CAUT Bulletin Archives
1996-2016

May 2015

David Schindler wins CAUT’s top award

David Schindler, one of Canada’s most influential environmental scientists and former Killam Memorial Professor of Ecology at the University of Alberta, is CAUT’s 2015 Distinguished Academic.

The annual award, which honors academics whose teaching, re­search and service have contributed noticeably to the lives of their students, to their institution, to their field of study, and to the community, comes with $1,000.

Schindler earned his D.Phil from Oxford University in 1966 and joined the faculty at Trent University. Two years later, as founding director of the Experimental Lakes Project at the Department of Fisheries and Oceans he started an innovative research program that would reveal how pollutants were destroying fresh lakes and waterways.

In 1989 he moved his career to the University of Alberta where he continued his groundbreaking research with studies into fresh water shortages and the effects of climate change.

Schindler is a prolific author, with more than 300 research reports and articles to his credit, and has served on multiple advisory boards and commissions on water quality and the environment. He is an Officer of the Order of Canada, a Fellow of the Royal Societies of Canada and London, a foreign fellow of the Swedish Academy of Engineering Sciences, a member of the US National Academy of Sciences and a founding member of the International Water Academy. His leadership and work has been recognized by a long list of Canadian and international scientific organizations and 12 universities that have awarded him honorary doctorate degrees.
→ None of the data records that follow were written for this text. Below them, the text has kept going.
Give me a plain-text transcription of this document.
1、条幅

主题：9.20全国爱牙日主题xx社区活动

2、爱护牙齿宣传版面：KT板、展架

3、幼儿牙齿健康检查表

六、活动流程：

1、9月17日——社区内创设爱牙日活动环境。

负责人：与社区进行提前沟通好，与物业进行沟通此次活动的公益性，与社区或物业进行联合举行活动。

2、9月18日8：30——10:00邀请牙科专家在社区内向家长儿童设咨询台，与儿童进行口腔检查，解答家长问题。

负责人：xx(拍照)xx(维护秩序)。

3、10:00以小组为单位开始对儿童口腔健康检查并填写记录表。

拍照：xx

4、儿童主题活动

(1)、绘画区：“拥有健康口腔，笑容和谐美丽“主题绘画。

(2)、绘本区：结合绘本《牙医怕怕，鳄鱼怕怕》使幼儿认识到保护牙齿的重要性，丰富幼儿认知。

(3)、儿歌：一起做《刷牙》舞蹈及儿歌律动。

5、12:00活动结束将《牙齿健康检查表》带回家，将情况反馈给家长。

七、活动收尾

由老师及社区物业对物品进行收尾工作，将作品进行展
His influence as an academic, leader and mentor over his 20-year career at the UofA has been instrumental in developing the next generation of researchers to address global challenges, and a veritable who’s who of ecology in Canada. His numerous international and national awards and honours pay homage to his stellar record of teaching, service and environmental science that has been widely used in formulating ecological management policy in Canada, the US and Europe.

Schindler received the award to a standing ovation during CAUT’s Council dinner on May 2.